Assassin's Creed: Film Review

Assassin's Creed: Film Review


Cast: Michael Fassbender, Marion Cotillard, Jeremy Irons, Brendan Gleeson, Charlotte Rampling
Director: Justin Kurzel

Re-teaming with MacBeth director Justin Kurzel for their second outing together, not even the star power of Fassbender and Cotillard can save the Assassin's Creed movie from being a muddled mess that's slavish to the phenomenally popular Ubisoft computer game series.

Fassbender is criminal Cal Lynch, who's summarily executed via lethal injection as the movie begins.

When he awakes, he finds himself in a room inside a shadowy cabal who are hunting for the Apple of Eden as they desperately try to wipe out violence in the world.

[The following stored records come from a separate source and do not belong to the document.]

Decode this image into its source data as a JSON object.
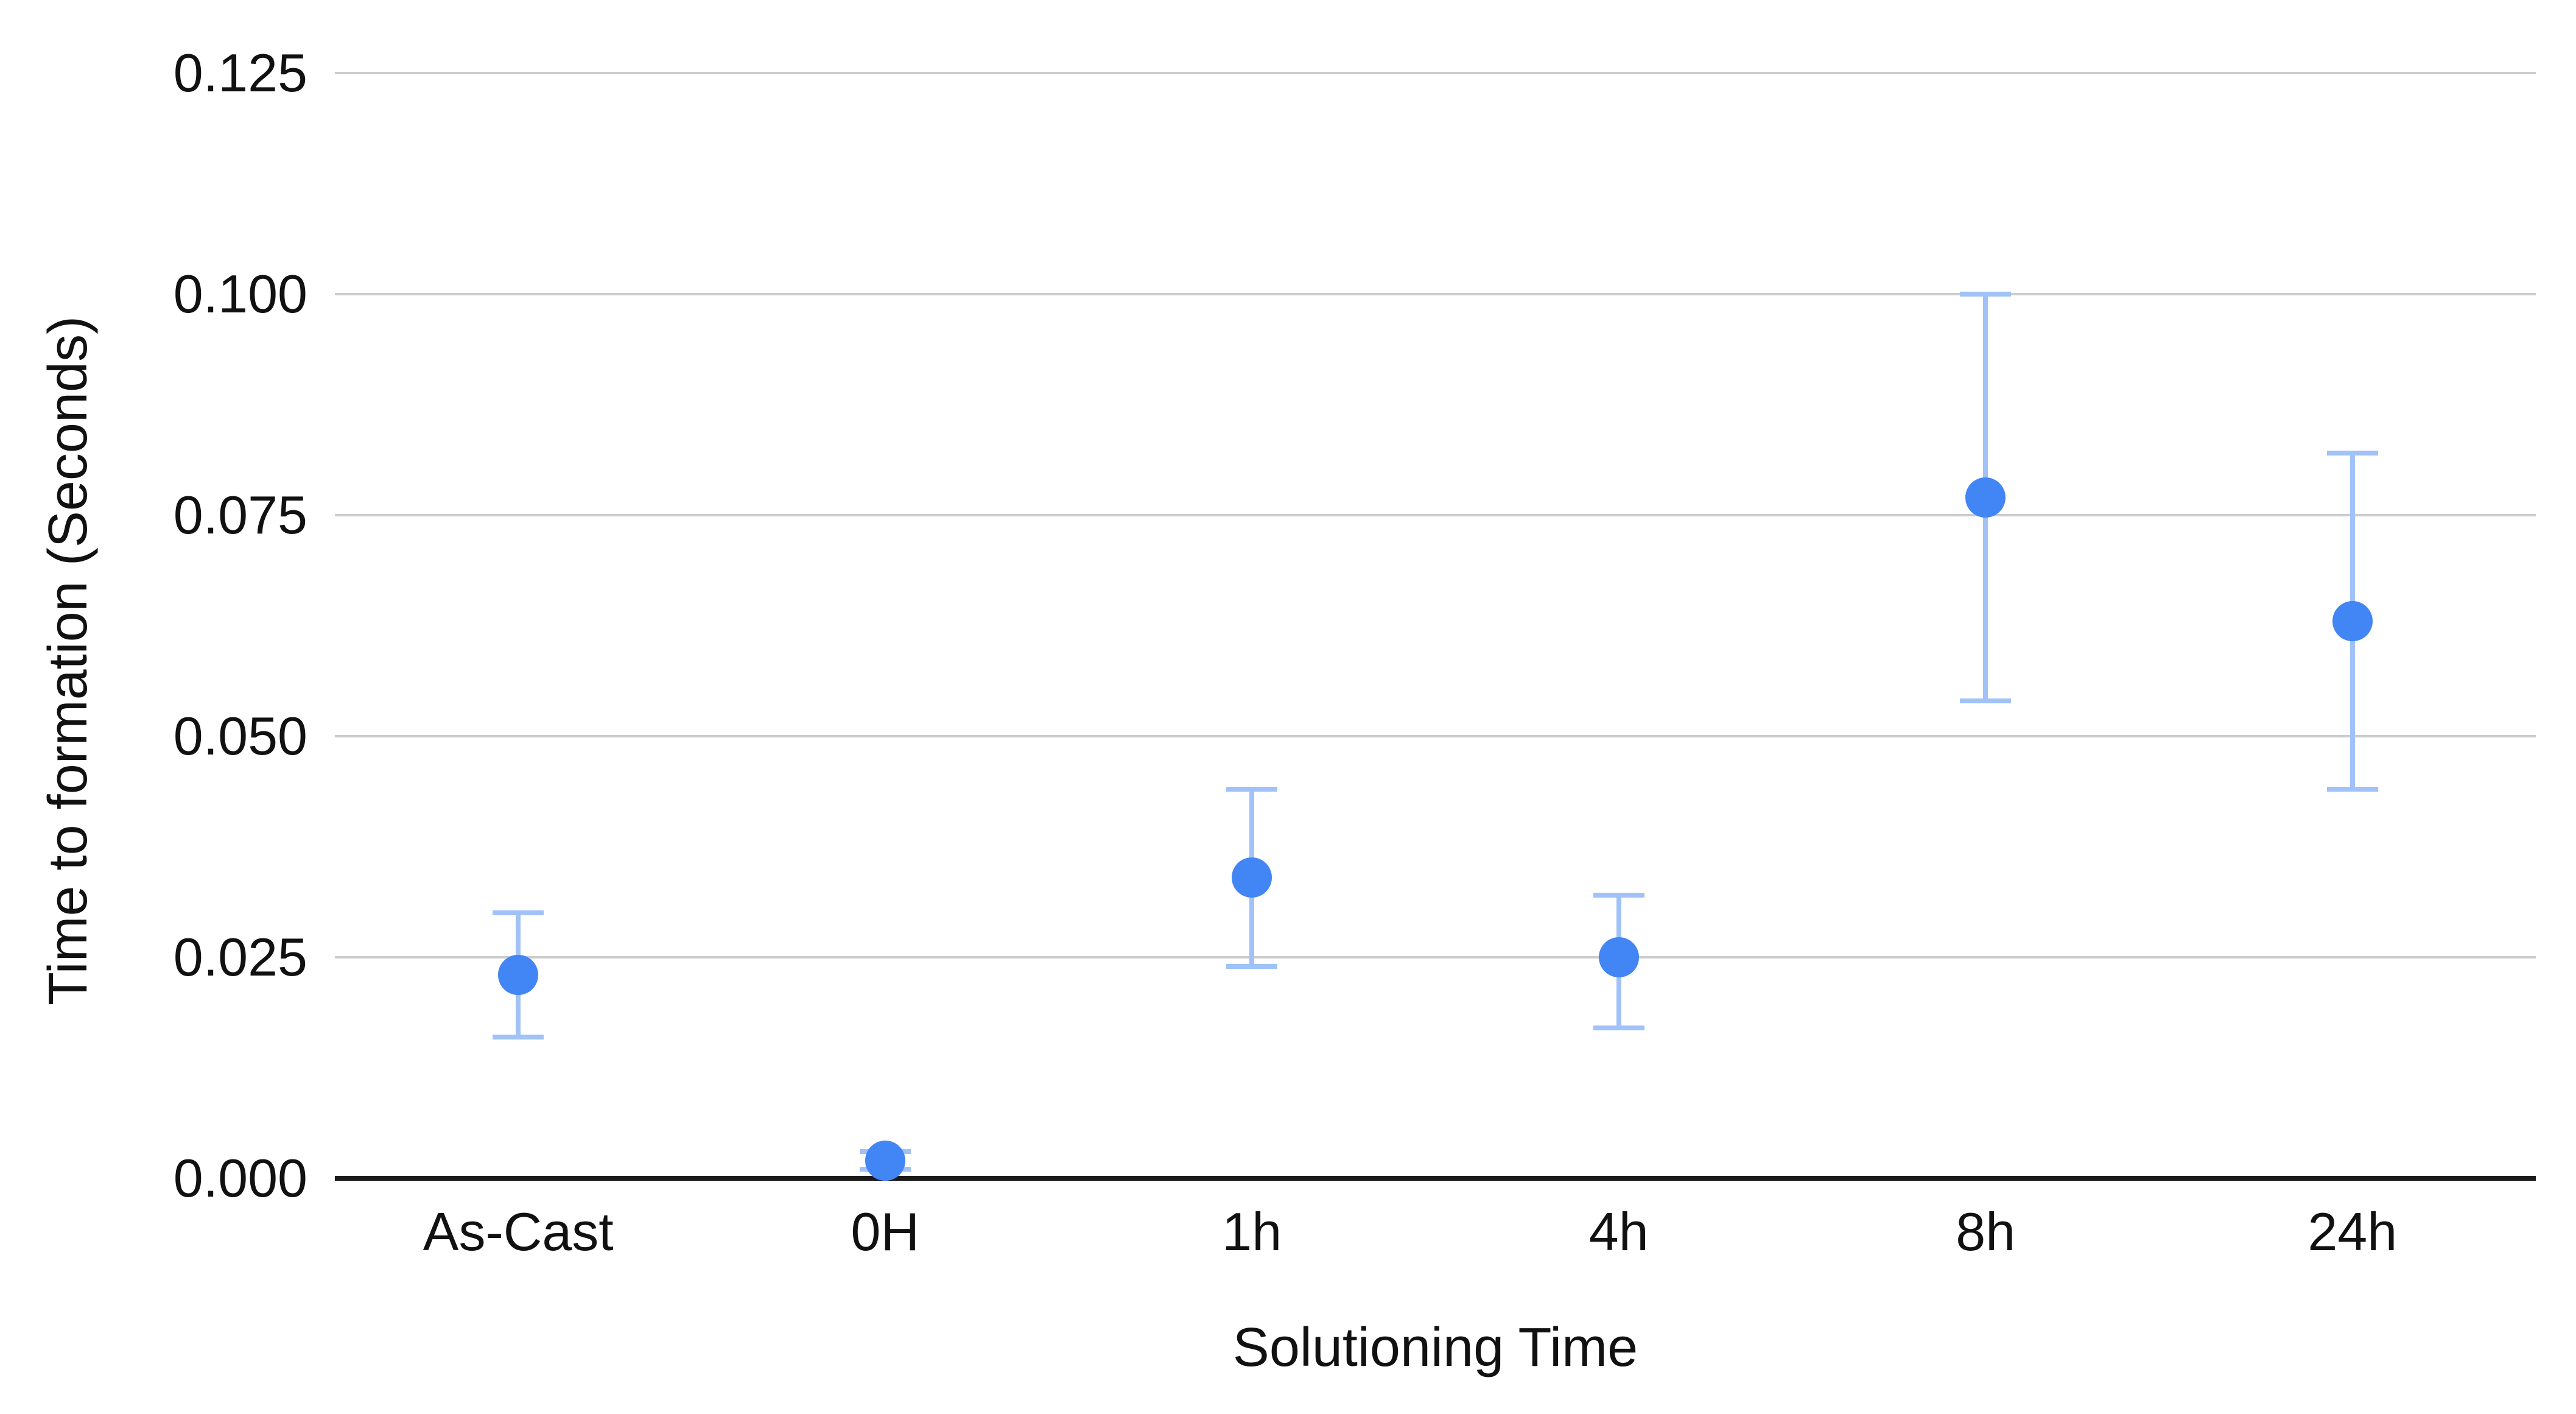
{
  "chart_data": {
    "type": "scatter",
    "title": "",
    "xlabel": "Solutioning Time",
    "ylabel": "Time to formation (Seconds)",
    "categories": [
      "As-Cast",
      "0H",
      "1h",
      "4h",
      "8h",
      "24h"
    ],
    "series": [
      {
        "name": "Time to formation",
        "values": [
          0.023,
          0.002,
          0.034,
          0.025,
          0.077,
          0.063
        ],
        "error_low": [
          0.016,
          0.001,
          0.024,
          0.017,
          0.054,
          0.044
        ],
        "error_high": [
          0.03,
          0.003,
          0.044,
          0.032,
          0.1,
          0.082
        ]
      }
    ],
    "ylim": [
      0,
      0.125
    ],
    "yticks": [
      0.125,
      0.1,
      0.075,
      0.05,
      0.025,
      0.0
    ],
    "ytick_labels": [
      "0.125",
      "0.100",
      "0.075",
      "0.050",
      "0.025",
      "0.000"
    ],
    "grid": true,
    "legend": false,
    "colors": {
      "point": "#4285f4",
      "error_bar": "#a0c2f8",
      "gridline": "#cccccc",
      "axis_line": "#1b1b1b",
      "text": "#111111"
    }
  }
}
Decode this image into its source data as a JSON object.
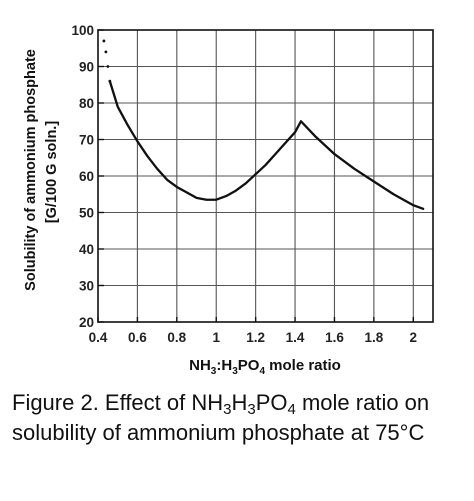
{
  "chart_data": {
    "type": "line",
    "ylabel_line1": "Solubility of ammonium phosphate",
    "ylabel_line2": "[G/100 G soln.]",
    "xlabel": {
      "prefix": "NH",
      "sub1": "3",
      "mid1": ":H",
      "sub2": "3",
      "mid2": "PO",
      "sub3": "4",
      "suffix": " mole ratio"
    },
    "xlim": [
      0.4,
      2.1
    ],
    "ylim": [
      20,
      100
    ],
    "x_ticks": [
      0.4,
      0.6,
      0.8,
      1,
      1.2,
      1.4,
      1.6,
      1.8,
      2
    ],
    "x_tick_labels": [
      "0.4",
      "0.6",
      "0.8",
      "1",
      "1.2",
      "1.4",
      "1.6",
      "1.8",
      "2"
    ],
    "y_ticks": [
      20,
      30,
      40,
      50,
      60,
      70,
      80,
      90,
      100
    ],
    "y_tick_labels": [
      "20",
      "30",
      "40",
      "50",
      "60",
      "70",
      "80",
      "90",
      "100"
    ],
    "grid": true,
    "series": [
      {
        "dotted_segment": {
          "x": [
            0.43,
            0.44,
            0.45,
            0.46
          ],
          "y": [
            97,
            94,
            90,
            86
          ]
        },
        "x": [
          0.46,
          0.5,
          0.55,
          0.6,
          0.65,
          0.7,
          0.75,
          0.8,
          0.85,
          0.9,
          0.95,
          1.0,
          1.05,
          1.1,
          1.15,
          1.2,
          1.25,
          1.3,
          1.35,
          1.4,
          1.43,
          1.5,
          1.6,
          1.7,
          1.8,
          1.9,
          2.0,
          2.05
        ],
        "y": [
          86,
          79,
          74,
          69.5,
          65.5,
          62,
          59,
          57,
          55.5,
          54,
          53.5,
          53.5,
          54.5,
          56,
          58,
          60.5,
          63,
          66,
          69,
          72,
          75,
          71,
          66,
          62,
          58.5,
          55,
          52,
          51
        ]
      }
    ],
    "line_color": "#111111"
  },
  "caption": {
    "part1": "Figure 2. Effect of NH",
    "sub1": "3",
    "part2": "H",
    "sub2": "3",
    "part3": "PO",
    "sub3": "4",
    "part4": " mole ratio on solubility of ammonium phosphate at 75°C"
  }
}
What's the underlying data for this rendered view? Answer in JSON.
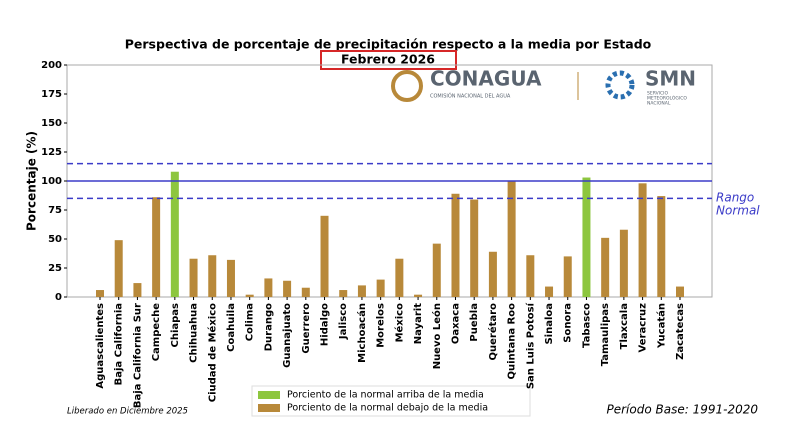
{
  "chart_data": {
    "type": "bar",
    "title": "Perspectiva de porcentaje de precipitación respecto a la media por Estado",
    "subtitle": "Febrero 2026",
    "y_label": "Porcentaje (%)",
    "categories": [
      "Aguascalientes",
      "Baja California",
      "Baja California Sur",
      "Campeche",
      "Chiapas",
      "Chihuahua",
      "Ciudad de México",
      "Coahuila",
      "Colima",
      "Durango",
      "Guanajuato",
      "Guerrero",
      "Hidalgo",
      "Jalisco",
      "Michoacán",
      "Morelos",
      "México",
      "Nayarit",
      "Nuevo León",
      "Oaxaca",
      "Puebla",
      "Querétaro",
      "Quintana Roo",
      "San Luis Potosí",
      "Sinaloa",
      "Sonora",
      "Tabasco",
      "Tamaulipas",
      "Tlaxcala",
      "Veracruz",
      "Yucatán",
      "Zacatecas"
    ],
    "series": [
      {
        "name": "Porciento de la normal arriba de la media",
        "color": "#8dc63f",
        "values": [
          null,
          null,
          null,
          null,
          108,
          null,
          null,
          null,
          null,
          null,
          null,
          null,
          null,
          null,
          null,
          null,
          null,
          null,
          null,
          null,
          null,
          null,
          null,
          null,
          null,
          null,
          103,
          null,
          null,
          null,
          null,
          null
        ]
      },
      {
        "name": "Porciento de la normal debajo de la media",
        "color": "#b8893a",
        "values": [
          6,
          49,
          12,
          86,
          null,
          33,
          36,
          32,
          2,
          16,
          14,
          8,
          70,
          6,
          10,
          15,
          33,
          2,
          46,
          89,
          84,
          39,
          100,
          36,
          9,
          35,
          null,
          51,
          58,
          98,
          87,
          9
        ]
      }
    ],
    "ylim": [
      0,
      200
    ],
    "yticks": [
      0,
      25,
      50,
      75,
      100,
      125,
      150,
      175,
      200
    ],
    "grid": false,
    "reference_lines": [
      {
        "value": 115,
        "style": "dashed",
        "color": "#3b3bc8"
      },
      {
        "value": 100,
        "style": "solid",
        "color": "#3b3bc8"
      },
      {
        "value": 85,
        "style": "dashed",
        "color": "#3b3bc8"
      }
    ],
    "annotation": [
      "Rango",
      "Normal"
    ],
    "legend": "bottom",
    "logos": {
      "conagua": "CONAGUA",
      "conagua_sub": "COMISIÓN NACIONAL DEL AGUA",
      "smn": "SMN",
      "smn_sub": [
        "SERVICIO",
        "METEOROLÓGICO",
        "NACIONAL"
      ]
    },
    "footer_left": "Liberado en Diciembre 2025",
    "footer_right": "Período Base: 1991-2020"
  }
}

The Abstergo group of Templars believes that holds the secret to unlocking the DNA of all life and could change the face of the Earth for the better.

Leading Cal into a machine to regress him is scientist Sofia (Cotillard in severe wig and saddled with obligatory exposition) and soon Cal finds himself back in 15th Century Spain in the body of his own ancestor, a trained Assassin.

But the further Cal goes into this world, the more the truth appears out of the shadows - is Abstergo doing the right thing?

Assassin's Creed does little to break the chain of unsuccessful video games committed to the big screen.

While the game's trademark aesthetics and nods are wrapped up in a swathe of moments that fans of the games will recognise with ease (the Leap of Faith, the building top scrabbling, the parkour and the posing post fights), non-fans may feel the cursory solid action sequences are muddied and unspectacular.

Both Fassbender and Cotillard deliver video game dialogue and explanation with little to no emotion, and Rampling, Irons and Gleeson are completely wasted in their supporting roles.

With a bombastic OST, an eagle soaring high above used repeatedly to segue between scenes, there are plenty of nods to the video game series and the centuries old fight between the Assassins and the Templars, but there's never any scope or depth delivered to the weight of the fight, other than through rote explanatory dialogue.

If anything's successful in Assassin's Creed, it's the action sequences which stop the surge of sci-fi mumbo jumbo being clinically delivered, but the more they are rolled out, the more it's a diminishing return.

Ultimately, Assassin's Creed is a C-movie with A-listers - it fails to deliver on anything in terms of spectacle and a muddied plot doesn't help things. While the Spanish setting may have delivered more depth if it had been built up more, the chop and change aesthetics and flat denouement mark it out as the first major flop of 2017. Despite its insistence on using the Leap of Faith from the games, it seems unlikely many in the audience will take the Leap of Faith needed.